Black, green, static, green, black with commercial clips, blocky stuff... Normal with a few blocks. Flicker... Lingering at abnormal but watchable. Just in time for the show to get back.

Seven month fetus. Mention of all the inbreeding that makes this plausible for me. Yeah, the fetuses are small. Get over it, Josh. Pointed chin and long fingers apparently point to the condition as well. They're getting X-rays. Dramabomb panning over the Xray. Guy says he can't confirm or dismiss the condition. So, Akhenaten needs the sun to see with his nearsighted eyes. Not much of a connection from my view. Signal gets broken up, making his closing ramble hard to follow. Did get some feeling of apologia from how he doesn't bring up how shaky that connection is. About the only thing I can think to infer from this is that Akhenaten was a bad ruler and genetically messed up.

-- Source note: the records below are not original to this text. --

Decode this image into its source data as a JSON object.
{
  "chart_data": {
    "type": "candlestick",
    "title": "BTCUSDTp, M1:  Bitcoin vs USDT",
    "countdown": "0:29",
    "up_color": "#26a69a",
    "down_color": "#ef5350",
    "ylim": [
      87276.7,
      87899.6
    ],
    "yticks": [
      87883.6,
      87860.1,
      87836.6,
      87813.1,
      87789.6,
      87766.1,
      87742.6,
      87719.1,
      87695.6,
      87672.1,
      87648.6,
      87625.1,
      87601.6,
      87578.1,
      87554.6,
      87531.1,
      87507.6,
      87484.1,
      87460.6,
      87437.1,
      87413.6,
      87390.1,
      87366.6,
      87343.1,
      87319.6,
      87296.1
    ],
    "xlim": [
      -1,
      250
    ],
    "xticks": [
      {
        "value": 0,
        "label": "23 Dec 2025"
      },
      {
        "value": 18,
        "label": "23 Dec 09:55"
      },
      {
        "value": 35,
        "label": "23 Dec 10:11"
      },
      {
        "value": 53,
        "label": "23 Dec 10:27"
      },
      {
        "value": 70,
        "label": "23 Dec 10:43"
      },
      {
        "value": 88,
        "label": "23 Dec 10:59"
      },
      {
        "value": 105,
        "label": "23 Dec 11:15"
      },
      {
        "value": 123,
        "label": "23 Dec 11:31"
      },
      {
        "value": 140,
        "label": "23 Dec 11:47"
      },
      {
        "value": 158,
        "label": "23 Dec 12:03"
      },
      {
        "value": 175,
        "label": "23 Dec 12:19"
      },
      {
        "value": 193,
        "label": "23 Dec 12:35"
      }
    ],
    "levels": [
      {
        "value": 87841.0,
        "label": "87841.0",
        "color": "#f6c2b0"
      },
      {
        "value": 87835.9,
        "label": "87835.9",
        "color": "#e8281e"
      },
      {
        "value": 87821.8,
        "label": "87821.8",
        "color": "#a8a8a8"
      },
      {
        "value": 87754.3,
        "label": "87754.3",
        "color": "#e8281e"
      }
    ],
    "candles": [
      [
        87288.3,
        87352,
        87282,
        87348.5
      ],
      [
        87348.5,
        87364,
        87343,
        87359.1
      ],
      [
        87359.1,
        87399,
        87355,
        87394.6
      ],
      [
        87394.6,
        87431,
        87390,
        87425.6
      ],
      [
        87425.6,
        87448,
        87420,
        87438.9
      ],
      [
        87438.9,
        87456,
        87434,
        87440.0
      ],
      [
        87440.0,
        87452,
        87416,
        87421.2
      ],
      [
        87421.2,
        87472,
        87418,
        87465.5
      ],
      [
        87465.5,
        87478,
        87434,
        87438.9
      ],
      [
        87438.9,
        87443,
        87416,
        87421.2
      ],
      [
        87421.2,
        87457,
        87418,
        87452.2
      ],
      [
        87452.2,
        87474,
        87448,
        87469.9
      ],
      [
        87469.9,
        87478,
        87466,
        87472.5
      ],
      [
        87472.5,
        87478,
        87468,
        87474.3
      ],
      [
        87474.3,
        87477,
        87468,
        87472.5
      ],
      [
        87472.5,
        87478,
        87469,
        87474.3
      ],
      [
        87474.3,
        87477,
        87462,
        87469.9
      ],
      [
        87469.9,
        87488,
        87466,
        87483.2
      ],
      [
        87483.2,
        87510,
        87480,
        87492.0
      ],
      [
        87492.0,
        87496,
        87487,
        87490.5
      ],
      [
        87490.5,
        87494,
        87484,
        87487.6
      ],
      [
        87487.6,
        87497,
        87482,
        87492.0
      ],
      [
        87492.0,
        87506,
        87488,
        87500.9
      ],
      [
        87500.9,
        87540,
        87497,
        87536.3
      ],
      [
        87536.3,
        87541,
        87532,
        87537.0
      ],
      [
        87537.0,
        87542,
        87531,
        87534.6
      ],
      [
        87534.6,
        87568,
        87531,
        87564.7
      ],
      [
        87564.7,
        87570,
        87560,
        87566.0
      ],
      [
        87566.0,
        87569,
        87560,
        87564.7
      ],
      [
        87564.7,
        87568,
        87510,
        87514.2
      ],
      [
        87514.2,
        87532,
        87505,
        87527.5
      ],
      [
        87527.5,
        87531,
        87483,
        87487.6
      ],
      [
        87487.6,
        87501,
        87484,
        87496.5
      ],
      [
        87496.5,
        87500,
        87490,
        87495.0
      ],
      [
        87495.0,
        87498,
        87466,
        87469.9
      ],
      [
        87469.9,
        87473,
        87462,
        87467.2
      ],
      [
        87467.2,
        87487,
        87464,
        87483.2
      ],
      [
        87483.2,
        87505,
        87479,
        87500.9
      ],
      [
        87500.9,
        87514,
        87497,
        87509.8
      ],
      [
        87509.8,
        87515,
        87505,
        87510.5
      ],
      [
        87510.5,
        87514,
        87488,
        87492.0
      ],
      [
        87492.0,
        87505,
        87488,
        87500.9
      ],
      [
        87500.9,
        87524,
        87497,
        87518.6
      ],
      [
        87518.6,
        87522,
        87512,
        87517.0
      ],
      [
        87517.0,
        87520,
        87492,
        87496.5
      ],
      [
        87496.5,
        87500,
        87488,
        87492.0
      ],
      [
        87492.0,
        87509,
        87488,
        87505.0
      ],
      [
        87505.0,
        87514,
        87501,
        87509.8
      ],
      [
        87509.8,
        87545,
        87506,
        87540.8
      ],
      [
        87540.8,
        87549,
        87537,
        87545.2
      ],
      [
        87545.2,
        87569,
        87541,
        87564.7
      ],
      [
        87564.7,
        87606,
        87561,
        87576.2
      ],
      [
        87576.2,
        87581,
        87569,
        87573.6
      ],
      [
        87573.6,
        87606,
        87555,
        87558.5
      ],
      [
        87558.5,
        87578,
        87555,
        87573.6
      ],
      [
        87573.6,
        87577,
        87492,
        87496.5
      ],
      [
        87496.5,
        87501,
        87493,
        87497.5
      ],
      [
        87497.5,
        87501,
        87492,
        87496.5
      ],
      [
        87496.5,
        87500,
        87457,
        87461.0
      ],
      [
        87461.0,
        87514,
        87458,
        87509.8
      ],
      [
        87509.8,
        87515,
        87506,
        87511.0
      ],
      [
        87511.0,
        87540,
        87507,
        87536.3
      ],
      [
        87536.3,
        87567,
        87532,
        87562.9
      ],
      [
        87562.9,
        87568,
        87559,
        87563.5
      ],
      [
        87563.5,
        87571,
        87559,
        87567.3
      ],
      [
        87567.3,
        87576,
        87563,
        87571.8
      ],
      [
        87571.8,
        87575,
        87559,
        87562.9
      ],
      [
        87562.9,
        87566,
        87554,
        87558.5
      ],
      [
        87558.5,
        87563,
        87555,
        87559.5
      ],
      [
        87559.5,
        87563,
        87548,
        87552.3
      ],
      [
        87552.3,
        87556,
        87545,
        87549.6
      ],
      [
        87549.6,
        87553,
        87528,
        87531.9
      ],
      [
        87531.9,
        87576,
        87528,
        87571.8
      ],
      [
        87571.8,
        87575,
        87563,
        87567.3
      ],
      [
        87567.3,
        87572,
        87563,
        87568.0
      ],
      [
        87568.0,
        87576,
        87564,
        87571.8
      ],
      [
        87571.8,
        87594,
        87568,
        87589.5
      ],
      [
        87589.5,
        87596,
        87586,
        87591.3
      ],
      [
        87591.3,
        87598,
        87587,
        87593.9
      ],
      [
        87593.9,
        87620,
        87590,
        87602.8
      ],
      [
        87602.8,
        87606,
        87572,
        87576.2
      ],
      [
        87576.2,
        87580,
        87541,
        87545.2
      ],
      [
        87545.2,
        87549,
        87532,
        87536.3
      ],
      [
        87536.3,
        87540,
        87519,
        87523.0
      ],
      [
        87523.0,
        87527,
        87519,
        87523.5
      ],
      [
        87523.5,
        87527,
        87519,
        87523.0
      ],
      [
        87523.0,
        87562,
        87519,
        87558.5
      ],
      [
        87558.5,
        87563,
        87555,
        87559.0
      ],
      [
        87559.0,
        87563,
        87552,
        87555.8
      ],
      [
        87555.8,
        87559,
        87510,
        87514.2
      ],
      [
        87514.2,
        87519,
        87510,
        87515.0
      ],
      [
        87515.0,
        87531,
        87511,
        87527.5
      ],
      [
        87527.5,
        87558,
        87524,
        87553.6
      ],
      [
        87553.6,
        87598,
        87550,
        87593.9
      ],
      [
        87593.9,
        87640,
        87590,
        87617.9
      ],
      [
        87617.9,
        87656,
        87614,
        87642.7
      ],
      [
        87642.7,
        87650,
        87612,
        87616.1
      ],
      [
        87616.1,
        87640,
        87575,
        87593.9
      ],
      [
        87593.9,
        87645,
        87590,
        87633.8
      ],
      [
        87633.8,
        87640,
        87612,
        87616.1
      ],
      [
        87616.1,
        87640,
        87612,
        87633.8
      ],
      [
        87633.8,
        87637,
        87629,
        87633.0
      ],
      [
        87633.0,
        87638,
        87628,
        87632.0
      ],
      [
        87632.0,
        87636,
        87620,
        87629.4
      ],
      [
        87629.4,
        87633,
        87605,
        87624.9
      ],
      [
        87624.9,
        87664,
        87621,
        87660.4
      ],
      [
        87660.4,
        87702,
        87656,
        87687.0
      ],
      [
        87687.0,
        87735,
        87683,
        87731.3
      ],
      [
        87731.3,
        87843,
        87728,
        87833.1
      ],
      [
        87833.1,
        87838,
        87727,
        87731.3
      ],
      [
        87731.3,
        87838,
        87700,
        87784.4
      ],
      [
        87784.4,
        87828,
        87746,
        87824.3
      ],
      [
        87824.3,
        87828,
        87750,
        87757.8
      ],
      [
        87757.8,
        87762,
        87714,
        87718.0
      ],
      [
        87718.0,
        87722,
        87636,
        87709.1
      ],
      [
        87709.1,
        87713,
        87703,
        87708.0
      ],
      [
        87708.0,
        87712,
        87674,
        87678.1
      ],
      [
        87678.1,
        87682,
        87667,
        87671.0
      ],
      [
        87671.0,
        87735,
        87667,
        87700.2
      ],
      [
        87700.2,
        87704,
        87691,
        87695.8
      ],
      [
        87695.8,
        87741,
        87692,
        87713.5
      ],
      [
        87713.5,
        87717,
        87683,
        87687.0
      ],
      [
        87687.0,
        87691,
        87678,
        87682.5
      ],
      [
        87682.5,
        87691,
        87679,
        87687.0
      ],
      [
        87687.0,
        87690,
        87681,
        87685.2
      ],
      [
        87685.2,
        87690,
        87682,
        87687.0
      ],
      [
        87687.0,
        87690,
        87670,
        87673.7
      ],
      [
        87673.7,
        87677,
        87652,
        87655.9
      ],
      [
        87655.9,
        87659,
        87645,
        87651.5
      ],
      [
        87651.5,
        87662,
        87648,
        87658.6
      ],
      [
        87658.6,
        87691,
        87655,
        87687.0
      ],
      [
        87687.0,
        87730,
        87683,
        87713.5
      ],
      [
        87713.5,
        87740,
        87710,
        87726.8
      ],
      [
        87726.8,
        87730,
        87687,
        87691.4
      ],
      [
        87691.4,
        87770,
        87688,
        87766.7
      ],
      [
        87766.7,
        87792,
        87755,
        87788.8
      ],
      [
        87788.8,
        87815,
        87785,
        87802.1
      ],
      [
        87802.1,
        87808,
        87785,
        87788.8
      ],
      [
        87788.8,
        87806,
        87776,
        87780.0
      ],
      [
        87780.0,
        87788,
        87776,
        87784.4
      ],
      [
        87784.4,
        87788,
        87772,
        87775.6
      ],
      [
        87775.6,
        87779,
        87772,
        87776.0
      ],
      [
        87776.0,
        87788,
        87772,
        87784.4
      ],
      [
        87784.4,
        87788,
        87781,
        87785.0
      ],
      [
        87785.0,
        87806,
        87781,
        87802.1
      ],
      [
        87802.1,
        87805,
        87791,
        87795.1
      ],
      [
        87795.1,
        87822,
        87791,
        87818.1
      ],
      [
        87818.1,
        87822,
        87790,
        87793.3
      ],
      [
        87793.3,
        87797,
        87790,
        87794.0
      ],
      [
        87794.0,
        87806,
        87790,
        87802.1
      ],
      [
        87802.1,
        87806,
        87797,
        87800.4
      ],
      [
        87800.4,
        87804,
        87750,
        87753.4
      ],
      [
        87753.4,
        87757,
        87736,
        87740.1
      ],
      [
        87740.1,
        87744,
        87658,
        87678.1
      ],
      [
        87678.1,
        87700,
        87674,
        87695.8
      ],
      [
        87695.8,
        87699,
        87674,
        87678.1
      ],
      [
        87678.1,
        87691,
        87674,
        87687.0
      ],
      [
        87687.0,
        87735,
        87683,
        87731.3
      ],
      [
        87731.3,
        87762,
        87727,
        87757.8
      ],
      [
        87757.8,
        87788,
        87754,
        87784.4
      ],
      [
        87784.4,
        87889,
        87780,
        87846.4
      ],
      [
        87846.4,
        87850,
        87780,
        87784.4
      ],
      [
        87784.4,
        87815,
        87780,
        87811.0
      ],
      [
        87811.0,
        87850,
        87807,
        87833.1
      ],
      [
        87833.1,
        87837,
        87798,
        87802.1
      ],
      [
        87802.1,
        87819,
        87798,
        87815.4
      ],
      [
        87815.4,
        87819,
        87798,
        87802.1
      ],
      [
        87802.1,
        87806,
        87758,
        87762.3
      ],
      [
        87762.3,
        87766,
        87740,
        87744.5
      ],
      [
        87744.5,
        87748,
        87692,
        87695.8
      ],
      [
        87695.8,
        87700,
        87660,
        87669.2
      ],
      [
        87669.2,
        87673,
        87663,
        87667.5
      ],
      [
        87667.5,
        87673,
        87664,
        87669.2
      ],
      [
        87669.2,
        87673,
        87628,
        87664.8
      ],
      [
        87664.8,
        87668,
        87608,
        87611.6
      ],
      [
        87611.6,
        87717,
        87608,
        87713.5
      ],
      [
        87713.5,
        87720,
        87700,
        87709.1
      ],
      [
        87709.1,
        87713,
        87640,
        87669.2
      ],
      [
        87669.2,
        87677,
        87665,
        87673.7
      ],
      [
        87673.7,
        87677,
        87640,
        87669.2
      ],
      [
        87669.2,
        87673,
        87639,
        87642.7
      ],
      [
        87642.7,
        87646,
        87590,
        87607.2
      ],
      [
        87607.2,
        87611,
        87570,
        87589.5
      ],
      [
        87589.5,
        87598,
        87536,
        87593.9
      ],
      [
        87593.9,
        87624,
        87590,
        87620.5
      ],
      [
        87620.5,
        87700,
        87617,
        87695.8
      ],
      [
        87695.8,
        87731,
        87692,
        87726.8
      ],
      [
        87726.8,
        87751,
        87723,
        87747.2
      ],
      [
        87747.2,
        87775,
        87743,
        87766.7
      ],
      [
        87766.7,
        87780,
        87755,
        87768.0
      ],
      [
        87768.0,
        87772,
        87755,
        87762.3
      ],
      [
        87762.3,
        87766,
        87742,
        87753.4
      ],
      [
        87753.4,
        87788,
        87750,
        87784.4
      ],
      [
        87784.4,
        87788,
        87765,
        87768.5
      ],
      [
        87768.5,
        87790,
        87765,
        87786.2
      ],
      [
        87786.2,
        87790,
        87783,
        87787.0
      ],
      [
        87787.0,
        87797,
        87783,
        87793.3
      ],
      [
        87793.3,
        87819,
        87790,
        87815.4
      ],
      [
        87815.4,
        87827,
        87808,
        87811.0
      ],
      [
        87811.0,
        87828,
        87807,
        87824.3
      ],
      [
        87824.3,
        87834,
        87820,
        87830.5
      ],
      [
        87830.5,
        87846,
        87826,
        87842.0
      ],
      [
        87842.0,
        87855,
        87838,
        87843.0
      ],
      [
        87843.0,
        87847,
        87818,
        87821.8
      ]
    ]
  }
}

So, the woo was fairly shallow, rather than deeply crazy woo like Noah's Ark. I'll post this anyway, since it involves a nasty bit of fundamentalism over vaporous deities. It just happens to involve a dead religion.


King of Ferrets said...

For Spore space battles, it's got some pretty simple strategies; in straightforward dogfights, just fly in a circle. Lots. And use the missiles. For chasing pirates who are running away, use the laser and just follow them. For city destruction, either stay high and fly while dropping lots of bombs for things in the civilization stage if they have turrets, stay low and next to the city hall if they don't. Kill space colonies with flybys so that their missile turrets don't hit you.

Flit said...

'the most successful species to walk the Earth.'

To quote The Winnie Coopers, I guess it depends how you measure success.

I'd give the 'most successful' title to an evolutionary line that is still extant.

Anonymous said...

Akhenaten's didn't worship Amon-Ra. He concentrated his religion around the Aten, the sun "disc"," while Ra was the chief god of the henotheistic system he was rebelling against. This was really just a way of concentrating power & diminishing the influence of the Ra priests, who had become politically powerful. Pure politics, not some religious epiphany. He screwed up the empire doing it.

On the dino mummy: I love how these shows point out the longevity and success of the dinosaurs as if they were ONE species that existed over all those hundreds of millions of years. None of the species that started the era finished it, and vice versa. BD's probably right about it being some species of ant that's the "most successful," although I don't feel like doing the research (How woo of me! ;-).